Sedgwick’s career was just starting to take off; by the time the couple announced their engagement in the spring of 1988, she was starring with Jason Robards and Colleen Dewhurst in Eugene O’Neill’s Ah, Wilderness! on Broadway. She also had a plum role opposite Tom Cruise in Born on the Fourth of July, released to much acclaim the following year. But her priorities were about to shift. On their honeymoon in September 1988, Sedgwick, then 23, and Bacon, who had both discussed their desire for children, made a spur-of-the-moment romantic gesture. “We were like, Let’s just not use birth control,” she says. “I didn’t think it was going to happen so fast. I got pregnant in two weeks.”
Determined to be a hands-on mother, she turned down a lot of work in the years after Travis, and then Sosie, were born. She was also selective about the parts she did accept, eagerly signing on to play the daughter of Paul Newman’s and Joanne Woodward’s characters in Mr. & Mrs. Bridge but refusing numerous girlfriend-as-accessory roles. “I could never be ‘the girl,’ ” she says. “I had to have something I could sink my teeth into.”
The couple knew that moving to Los Angeles might improve their career prospects, but they decided to base their family on the Upper West Side of Manhattan, with a country retreat in Connecticut. “We’d go out to L.A. and start to feel intimidated and want to go home,” she says. “You’re only as worthwhile as your last project and how much money it made. We felt we didn’t measure up in some way, which is kind of crazy.”
Shortly after Sosie was born, in 1992, Sedgwick decided to go into therapy. “I used to be so serious. My life was weighty, and my heart was heavy,” she says. “When the kids were little, any joke made at my expense, I couldn’t handle it. I’ve done a lot of interior work, embracing my mortality and knowing I’d better have a good time because I’m not going to go this way again.” She saw a therapist for nine years. Now, she says, “I embrace my flaws and quirks and can laugh at myself. Having children, you’ve got to face your shit or be ruled by it. I really believe that.”

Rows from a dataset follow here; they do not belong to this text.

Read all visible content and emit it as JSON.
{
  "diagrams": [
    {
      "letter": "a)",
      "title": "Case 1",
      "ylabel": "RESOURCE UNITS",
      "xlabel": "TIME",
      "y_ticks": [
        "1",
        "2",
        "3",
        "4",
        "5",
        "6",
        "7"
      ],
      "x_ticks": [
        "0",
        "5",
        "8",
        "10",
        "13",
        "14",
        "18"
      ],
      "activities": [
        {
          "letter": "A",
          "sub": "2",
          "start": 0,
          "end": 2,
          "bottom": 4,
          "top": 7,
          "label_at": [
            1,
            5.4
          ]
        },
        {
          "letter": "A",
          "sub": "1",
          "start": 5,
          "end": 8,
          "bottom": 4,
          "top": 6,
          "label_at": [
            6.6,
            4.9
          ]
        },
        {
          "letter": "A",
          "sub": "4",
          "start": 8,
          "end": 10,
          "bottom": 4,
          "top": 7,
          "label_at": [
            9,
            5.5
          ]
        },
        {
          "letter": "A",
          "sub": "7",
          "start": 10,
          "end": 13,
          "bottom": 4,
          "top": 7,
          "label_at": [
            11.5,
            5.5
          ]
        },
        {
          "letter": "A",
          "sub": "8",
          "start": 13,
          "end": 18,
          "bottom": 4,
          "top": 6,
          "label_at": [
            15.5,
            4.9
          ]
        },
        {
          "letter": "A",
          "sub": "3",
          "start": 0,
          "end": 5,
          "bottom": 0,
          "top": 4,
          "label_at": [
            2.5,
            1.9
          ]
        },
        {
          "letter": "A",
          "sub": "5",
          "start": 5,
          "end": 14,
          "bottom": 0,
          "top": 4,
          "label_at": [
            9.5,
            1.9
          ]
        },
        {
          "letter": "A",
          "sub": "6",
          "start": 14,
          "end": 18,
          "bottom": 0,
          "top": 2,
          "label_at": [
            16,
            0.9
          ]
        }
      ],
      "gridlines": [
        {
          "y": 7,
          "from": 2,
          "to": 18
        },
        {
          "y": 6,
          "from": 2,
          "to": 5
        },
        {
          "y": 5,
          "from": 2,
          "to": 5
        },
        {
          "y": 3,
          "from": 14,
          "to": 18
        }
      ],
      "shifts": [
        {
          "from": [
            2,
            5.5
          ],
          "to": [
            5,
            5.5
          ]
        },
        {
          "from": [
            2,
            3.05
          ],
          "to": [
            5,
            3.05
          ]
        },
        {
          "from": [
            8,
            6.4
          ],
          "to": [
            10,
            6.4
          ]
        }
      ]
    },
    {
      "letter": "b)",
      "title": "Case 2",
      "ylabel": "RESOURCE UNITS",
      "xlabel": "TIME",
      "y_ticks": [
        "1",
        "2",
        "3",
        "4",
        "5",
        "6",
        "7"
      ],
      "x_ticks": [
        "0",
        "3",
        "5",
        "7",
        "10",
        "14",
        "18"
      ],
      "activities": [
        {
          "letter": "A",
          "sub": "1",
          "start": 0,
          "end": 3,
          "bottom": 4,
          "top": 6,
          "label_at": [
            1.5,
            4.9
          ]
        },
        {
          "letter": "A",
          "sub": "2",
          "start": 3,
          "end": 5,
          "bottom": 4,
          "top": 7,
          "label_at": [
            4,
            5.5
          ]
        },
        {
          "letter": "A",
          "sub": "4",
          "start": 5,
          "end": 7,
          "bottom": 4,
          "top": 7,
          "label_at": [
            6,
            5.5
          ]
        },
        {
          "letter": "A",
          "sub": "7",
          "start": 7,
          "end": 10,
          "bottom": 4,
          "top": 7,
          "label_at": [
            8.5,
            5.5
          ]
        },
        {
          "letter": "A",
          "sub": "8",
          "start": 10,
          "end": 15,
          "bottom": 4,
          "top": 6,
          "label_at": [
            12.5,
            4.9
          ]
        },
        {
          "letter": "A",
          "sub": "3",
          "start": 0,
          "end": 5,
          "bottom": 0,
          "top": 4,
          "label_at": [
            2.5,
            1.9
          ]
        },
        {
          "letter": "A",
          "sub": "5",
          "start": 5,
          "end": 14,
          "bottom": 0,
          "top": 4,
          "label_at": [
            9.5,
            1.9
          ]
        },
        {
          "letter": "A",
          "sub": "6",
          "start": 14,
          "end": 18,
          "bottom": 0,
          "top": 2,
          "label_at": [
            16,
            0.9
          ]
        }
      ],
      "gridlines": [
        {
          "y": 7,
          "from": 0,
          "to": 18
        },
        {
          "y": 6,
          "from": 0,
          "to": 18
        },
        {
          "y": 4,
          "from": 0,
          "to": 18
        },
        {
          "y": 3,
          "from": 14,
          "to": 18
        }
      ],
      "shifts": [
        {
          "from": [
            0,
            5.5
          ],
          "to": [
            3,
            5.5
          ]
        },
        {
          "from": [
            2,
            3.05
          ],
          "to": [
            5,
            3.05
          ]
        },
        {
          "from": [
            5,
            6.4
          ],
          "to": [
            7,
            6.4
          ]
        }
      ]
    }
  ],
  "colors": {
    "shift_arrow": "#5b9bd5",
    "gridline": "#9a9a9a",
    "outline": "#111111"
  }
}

Until recently, Sedgwick’s career moved in fits and starts. She had high-profile roles in Singles, Something to Talk About and Phenomenon; she also did a number of indie films and TV guest appearances. “I still have to audition all the time,” she says. “I like it—‘Let me show you what I can do; I’m going to surprise you.’ ” When she was initially offered the lead in The Closer, she demurred because she didn’t want to spend six months a year in L.A., away from her family. But Bacon encouraged her to take it, offering to cut back on his own career to stay home with the kids. “Kevin said, ‘I think you should do it. We’ll work it out—I won’t work for the first year,’ ” she recalls. And she is very grateful. The show, which debuted in 2005, has broken cable-TV viewership records, and she’s earned high praise from critics.
Since she is in virtually every scene of the show and serves as an executive producer, Sedgwick puts in a grueling seven-day week when she is in L.A. “She’s a cross between Mary Poppins and Cruella De Vil,” Bailey jokes. “If you show up on time and know your lines, she’s all sugar and spice. If you’re late and haven’t done your homework, she’ll skin you and make a coat out of you. I’ve been in this business almost 40 years, and I’ve never seen anyone who works like she does—first one there, last to leave.” On the set, the cast jokingly calls her Mama.